As it turns out, Labels take on the text-font and -size features of a referenced cell.  So, to make my label look this this, I simply linked it to a pre-formatted cell, like G2, below.

In fact, this is the same mechanism to link a Textbox shape to a cell.  The difference here is that a Textbox can take an unformatted cell and apply new formatting on the front-end, when it's displayed to the user.  Above, we see that the cell must first be formatted, then linked.  In fact, whatever formatting exists in the cell when you first make the link, the label will maintain this format until a new link is created.  For example, if I were to change G2 to a black color and a smaller font, the label would not show these new changes (however, it would change its text if I changed the value in G2 to something else).  So to change the Label's formatting -- even when it's linked to the same cell -- you'll need to click the label, click the formula bar, and retype the cell link.  

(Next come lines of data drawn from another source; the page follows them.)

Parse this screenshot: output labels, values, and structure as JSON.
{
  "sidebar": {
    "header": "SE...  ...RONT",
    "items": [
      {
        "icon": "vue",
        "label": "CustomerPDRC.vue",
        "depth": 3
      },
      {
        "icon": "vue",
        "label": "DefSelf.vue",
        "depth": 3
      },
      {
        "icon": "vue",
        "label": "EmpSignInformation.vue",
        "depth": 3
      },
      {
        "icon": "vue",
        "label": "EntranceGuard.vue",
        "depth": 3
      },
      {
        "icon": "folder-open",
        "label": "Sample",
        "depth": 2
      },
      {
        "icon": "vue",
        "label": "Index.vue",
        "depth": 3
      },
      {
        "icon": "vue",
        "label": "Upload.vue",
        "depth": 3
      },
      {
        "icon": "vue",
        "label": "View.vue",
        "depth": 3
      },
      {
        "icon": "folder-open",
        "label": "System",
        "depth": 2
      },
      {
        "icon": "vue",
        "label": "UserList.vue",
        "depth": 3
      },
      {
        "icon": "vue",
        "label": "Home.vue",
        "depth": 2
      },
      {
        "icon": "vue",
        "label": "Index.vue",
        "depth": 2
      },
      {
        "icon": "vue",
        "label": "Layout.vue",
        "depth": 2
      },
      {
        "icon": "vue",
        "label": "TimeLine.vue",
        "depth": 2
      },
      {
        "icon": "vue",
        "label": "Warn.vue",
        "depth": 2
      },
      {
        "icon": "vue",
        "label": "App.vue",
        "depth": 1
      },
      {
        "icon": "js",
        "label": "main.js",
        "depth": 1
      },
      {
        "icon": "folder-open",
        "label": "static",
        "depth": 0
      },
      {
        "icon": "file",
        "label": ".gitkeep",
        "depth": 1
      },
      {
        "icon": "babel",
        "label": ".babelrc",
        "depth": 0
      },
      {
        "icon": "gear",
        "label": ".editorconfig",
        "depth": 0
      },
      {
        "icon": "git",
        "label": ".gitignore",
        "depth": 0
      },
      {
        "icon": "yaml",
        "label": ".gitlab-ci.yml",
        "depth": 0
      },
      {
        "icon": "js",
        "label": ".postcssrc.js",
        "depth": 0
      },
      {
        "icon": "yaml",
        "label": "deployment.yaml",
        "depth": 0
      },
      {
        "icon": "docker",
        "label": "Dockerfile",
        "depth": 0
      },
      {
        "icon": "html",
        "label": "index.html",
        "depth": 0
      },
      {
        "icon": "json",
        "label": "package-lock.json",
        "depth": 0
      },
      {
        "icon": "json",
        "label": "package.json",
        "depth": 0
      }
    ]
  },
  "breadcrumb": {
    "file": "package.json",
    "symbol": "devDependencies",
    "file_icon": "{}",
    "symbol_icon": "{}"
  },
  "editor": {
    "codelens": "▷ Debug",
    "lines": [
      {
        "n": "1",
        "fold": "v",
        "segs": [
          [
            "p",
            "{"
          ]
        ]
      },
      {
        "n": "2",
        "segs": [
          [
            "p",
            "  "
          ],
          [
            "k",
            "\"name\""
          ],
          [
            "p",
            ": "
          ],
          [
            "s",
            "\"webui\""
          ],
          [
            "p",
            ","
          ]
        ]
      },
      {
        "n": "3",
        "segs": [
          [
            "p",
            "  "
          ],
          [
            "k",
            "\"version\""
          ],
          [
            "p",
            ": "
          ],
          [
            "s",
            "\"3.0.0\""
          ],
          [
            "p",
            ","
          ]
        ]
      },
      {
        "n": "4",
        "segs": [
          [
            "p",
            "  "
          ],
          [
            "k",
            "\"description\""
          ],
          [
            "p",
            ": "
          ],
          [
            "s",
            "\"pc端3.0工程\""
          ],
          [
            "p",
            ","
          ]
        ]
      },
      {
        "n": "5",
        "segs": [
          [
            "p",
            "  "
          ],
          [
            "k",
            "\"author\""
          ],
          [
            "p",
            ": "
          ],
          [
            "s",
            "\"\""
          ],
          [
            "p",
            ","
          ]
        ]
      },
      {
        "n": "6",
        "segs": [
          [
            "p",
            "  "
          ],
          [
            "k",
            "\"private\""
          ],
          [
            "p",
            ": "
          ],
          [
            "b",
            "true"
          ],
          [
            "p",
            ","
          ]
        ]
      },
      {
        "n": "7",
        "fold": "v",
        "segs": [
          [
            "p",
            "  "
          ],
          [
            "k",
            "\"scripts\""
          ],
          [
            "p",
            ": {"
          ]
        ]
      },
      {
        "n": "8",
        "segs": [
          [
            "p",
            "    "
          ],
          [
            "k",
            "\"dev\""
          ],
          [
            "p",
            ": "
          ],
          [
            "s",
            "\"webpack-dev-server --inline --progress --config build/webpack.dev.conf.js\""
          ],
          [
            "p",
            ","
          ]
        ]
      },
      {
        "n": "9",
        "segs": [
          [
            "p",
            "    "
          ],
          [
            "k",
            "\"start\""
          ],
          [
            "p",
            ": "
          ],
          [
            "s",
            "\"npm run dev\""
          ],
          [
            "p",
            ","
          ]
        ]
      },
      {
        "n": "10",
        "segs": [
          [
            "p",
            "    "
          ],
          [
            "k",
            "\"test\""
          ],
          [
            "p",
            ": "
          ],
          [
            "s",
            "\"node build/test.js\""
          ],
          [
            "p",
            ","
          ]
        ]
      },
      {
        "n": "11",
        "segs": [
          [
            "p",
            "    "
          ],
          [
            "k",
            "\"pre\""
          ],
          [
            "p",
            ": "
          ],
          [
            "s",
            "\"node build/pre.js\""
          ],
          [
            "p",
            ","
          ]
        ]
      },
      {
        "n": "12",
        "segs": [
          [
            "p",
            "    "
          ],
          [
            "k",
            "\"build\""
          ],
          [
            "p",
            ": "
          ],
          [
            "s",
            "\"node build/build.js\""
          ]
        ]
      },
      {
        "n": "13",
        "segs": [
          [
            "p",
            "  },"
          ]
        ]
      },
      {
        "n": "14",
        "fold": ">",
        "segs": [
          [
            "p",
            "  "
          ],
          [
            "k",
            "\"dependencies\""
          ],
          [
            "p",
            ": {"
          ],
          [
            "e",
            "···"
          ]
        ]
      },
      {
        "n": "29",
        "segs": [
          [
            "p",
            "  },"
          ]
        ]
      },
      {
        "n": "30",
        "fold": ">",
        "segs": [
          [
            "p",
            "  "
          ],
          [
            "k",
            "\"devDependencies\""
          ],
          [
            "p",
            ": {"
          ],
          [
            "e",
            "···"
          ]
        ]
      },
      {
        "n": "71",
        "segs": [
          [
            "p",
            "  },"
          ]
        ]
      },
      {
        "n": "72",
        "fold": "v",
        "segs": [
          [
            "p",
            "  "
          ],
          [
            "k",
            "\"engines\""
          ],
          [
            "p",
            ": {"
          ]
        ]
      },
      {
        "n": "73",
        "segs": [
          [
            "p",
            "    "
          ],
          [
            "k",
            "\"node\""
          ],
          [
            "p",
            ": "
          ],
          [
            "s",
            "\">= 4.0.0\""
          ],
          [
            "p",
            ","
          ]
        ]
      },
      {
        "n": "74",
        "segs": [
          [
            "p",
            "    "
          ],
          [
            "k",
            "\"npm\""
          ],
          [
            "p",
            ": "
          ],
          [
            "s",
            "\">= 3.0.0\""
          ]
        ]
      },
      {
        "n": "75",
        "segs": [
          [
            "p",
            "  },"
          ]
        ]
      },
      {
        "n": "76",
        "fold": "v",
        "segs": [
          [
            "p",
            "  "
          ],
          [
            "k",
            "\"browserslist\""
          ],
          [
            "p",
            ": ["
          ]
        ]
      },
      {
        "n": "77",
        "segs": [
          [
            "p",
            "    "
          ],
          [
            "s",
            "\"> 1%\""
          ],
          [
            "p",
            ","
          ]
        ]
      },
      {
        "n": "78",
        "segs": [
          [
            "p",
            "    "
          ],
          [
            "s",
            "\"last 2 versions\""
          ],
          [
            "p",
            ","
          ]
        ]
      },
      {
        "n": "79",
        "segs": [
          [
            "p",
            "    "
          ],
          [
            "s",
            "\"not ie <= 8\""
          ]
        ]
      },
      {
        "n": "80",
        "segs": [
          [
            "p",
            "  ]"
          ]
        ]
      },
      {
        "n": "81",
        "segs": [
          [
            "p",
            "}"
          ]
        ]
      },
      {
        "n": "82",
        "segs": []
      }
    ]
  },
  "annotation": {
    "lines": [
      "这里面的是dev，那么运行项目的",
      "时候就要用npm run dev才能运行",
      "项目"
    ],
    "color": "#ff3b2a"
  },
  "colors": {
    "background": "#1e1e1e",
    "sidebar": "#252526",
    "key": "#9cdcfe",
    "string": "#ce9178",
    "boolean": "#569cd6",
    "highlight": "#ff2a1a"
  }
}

Admittedly, everyone else might have already figured this one out.  However, I'm still very excited.  Don't get me wrong, Textbox Shapes are great, but having too many could become expensive on your spreadsheet, especially if you are constantly updating the screen (how many redraws can your computer handle before things start to slow?).  Labels, as Form Controls, inherently carry less bloat and overhead.  They're perfect for dynamic dashboards.